Last night I heard the clarion call of justice from the prophetic Bryan Stevenson, death row lawyer and author of Just Mercy, at B’nai Jeshurun with my book club. Here was his message:
1.Get closer to the poor.
2. Change the narratives.
3. Have hope.
4. Do uncomfortable and inconvenient things.
I elaborate on each point below.
- “Get proximate,” is the term he used. Stevenson talked about his grandmother’s hugs and how he felt her tight squeeze for hours afterwards. When they were separated, she would ask,”Do you still feel me hugging you?” We must, too, embrace one another. Even on her death bed, his grandma squeezed his hand.
2. Addiction and dependency are health care problems and the criminal justice system is not equipped to be a healing place for ill people.
We must not be governed by fear and anger, but by compassion for the suffering.
Also, children are not “super predators.” They are worthy of our protection — they must not be tried or sentenced as adults.
And, let’s face it, he said, we must recognize we live in a post- genocidal world.
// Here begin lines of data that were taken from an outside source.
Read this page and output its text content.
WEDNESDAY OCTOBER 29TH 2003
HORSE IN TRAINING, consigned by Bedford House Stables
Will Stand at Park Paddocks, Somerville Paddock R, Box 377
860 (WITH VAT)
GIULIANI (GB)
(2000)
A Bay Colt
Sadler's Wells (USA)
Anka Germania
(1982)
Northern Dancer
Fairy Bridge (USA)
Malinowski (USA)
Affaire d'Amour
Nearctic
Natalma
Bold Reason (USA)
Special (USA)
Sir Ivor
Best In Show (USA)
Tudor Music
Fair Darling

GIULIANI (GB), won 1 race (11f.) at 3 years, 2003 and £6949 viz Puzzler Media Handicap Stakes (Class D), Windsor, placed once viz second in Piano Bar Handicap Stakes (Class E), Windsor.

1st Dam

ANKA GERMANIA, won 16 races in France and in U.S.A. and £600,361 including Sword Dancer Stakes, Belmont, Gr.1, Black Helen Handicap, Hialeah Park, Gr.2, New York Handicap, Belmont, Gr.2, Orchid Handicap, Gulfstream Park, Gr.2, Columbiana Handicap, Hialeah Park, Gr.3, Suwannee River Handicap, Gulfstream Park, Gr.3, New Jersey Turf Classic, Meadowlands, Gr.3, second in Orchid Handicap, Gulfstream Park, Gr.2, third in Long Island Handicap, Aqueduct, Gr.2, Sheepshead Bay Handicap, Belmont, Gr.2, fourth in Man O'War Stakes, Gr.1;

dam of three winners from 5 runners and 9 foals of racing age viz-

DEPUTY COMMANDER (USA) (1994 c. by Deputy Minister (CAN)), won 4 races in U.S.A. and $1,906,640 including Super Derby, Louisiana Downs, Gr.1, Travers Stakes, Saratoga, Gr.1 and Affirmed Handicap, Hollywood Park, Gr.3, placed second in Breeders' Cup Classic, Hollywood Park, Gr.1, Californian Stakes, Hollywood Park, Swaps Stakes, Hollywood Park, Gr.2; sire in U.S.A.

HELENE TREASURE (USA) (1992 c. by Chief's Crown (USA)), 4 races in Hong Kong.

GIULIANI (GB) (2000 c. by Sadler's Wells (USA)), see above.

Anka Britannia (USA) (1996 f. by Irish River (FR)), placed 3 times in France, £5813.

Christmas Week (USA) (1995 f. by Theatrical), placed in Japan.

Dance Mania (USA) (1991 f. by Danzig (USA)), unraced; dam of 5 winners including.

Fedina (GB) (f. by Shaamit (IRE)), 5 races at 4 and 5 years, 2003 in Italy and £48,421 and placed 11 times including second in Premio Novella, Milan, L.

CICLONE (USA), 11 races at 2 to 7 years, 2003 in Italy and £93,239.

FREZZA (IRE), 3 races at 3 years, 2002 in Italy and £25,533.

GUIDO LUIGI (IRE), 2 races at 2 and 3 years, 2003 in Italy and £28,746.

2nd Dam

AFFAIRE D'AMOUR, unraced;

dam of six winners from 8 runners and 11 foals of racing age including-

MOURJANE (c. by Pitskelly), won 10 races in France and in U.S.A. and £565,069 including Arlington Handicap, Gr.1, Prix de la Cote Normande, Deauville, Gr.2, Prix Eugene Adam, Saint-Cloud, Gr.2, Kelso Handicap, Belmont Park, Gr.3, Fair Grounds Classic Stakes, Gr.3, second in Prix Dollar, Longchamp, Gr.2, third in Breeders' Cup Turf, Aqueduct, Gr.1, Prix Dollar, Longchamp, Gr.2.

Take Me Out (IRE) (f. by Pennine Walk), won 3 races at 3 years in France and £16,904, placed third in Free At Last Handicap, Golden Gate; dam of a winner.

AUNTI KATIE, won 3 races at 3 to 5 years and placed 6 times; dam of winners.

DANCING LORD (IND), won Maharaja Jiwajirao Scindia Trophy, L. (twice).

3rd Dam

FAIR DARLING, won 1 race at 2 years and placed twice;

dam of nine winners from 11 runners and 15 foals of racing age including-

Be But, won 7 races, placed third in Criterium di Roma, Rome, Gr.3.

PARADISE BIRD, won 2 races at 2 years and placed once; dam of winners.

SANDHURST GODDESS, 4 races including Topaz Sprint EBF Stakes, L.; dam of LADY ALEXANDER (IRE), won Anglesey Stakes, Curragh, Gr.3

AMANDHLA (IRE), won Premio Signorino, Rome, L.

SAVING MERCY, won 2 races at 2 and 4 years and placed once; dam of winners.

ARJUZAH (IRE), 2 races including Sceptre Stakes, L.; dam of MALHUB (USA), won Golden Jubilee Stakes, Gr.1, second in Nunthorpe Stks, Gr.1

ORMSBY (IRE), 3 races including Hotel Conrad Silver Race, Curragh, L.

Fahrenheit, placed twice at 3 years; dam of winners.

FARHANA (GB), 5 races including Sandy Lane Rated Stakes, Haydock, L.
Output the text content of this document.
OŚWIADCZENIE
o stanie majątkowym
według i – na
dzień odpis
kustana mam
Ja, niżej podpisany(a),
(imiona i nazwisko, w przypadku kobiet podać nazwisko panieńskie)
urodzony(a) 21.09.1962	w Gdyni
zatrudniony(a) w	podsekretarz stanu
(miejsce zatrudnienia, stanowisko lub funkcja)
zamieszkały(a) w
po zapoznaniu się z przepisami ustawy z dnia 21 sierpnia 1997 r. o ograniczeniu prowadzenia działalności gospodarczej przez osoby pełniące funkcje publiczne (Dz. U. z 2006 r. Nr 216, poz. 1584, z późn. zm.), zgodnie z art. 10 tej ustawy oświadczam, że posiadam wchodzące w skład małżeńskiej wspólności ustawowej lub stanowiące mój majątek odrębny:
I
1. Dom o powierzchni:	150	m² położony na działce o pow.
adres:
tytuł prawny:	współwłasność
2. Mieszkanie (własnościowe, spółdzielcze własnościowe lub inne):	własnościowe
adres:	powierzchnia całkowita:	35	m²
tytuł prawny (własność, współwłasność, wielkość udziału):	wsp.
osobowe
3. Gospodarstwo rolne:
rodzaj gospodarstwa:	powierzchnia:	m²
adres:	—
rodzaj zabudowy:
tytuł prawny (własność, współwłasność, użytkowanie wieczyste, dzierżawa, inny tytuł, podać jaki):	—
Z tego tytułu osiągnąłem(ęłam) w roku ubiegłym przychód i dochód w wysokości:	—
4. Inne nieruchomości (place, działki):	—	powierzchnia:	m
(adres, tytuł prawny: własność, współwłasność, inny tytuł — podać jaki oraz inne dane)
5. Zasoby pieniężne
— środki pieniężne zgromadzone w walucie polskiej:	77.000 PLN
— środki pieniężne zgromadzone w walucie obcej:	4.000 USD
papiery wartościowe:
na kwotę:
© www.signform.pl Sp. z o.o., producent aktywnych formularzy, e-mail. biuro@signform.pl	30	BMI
The United States has committed atrocities. Other countries — South Africa, Rwanda, Germany — confess and learn from their crimes against humanity. Citizens of the United States ought to remember and reflect on our history of the attempted extinction of Native Americans and the reality of the slavery of African Americans.
His remark on ‘making America great again,’ — ‘What decade, would, I, as an African American, want to return to?’ — drew applause.
3. “Injustice prevails when hopelessness persists – your hope is your superpower,” Stevenson said. As my friend Jean noted, this makes sense on a personal level, too. After all, we can not seek changes in our lives if we do not believe change is possible.
4. “Why do we want to kill all the broken people?” ‘It’s a broken system. We have to get to know each other — because we are all broken.’ Personally, I have always been against the death penalty because I have known that grace and redemption are possible. We must not look exclusively at what the indicted have done, but what we, as a society, are doing to the incarcerated. As a people, do we really want to kill people?
“The opposite of poverty is not wealth but justice.” And we cannot measure our success the same ways others do (simply by our financial gain).
In answering a question from the group about how to persuade people to our point of view, Stevenson spoke about meeting people where they are. Listening.
He noted that politicians have much trouble apologizing. “Saying I’m sorry does not make you weak. It makes you strong. We don’t do sorry well.” The crowd laughed when he noted that we can learn from couples married for 50 years: ‘They have learned to apologize.’
Stevenson said that the U.S. needs Truth and Reconciliation like in South Africa. This reminded me of the book, Dear White America: Letter to a New Minority by Tim Wise who starts by saying, basically, that as a country, we are asked to ‘Remember the Alamo’ and ‘Never Forget 9/11,’ but when the topic of systemic enslavement for hundreds of years of African American people emerges, white people, basically, say, “Oh, get over it!” This is why, I believe, his museum, The National Memorial for Peace and Justice and the lynching memorial, and the study of the history of Civil Rights work in Alabama, is so important. We must never forget. We must make amends.
Another take-away: “Ask not ‘How do I help?’ but, ‘How do I serve?'”
As for the question I asked (and others too) on the new make up of the Supreme Court, he said, “They (the justices) cannot be indifferent to suffering.”
I woke this morning with so much hope — hundreds of people were at this event and the message was energizing. Our book club even talked about heading to Alabama for a long weekend to visit the new museum.
If he’s ever giving a talk in your area, go learn from Bryan Stevenson, an amazing and motivating speaker. His delivery was impassioned; he spoke without notes and without rancor.
His message was clear: “Stay on the side of love.” ‘We cannot go to the side of hate.’ As for me, just for today, I will not give up fighting for justice. My dream is to someday see Bryan Stevenson on the Supreme Court.
Until then, my friend, continue to beat the drum for justice.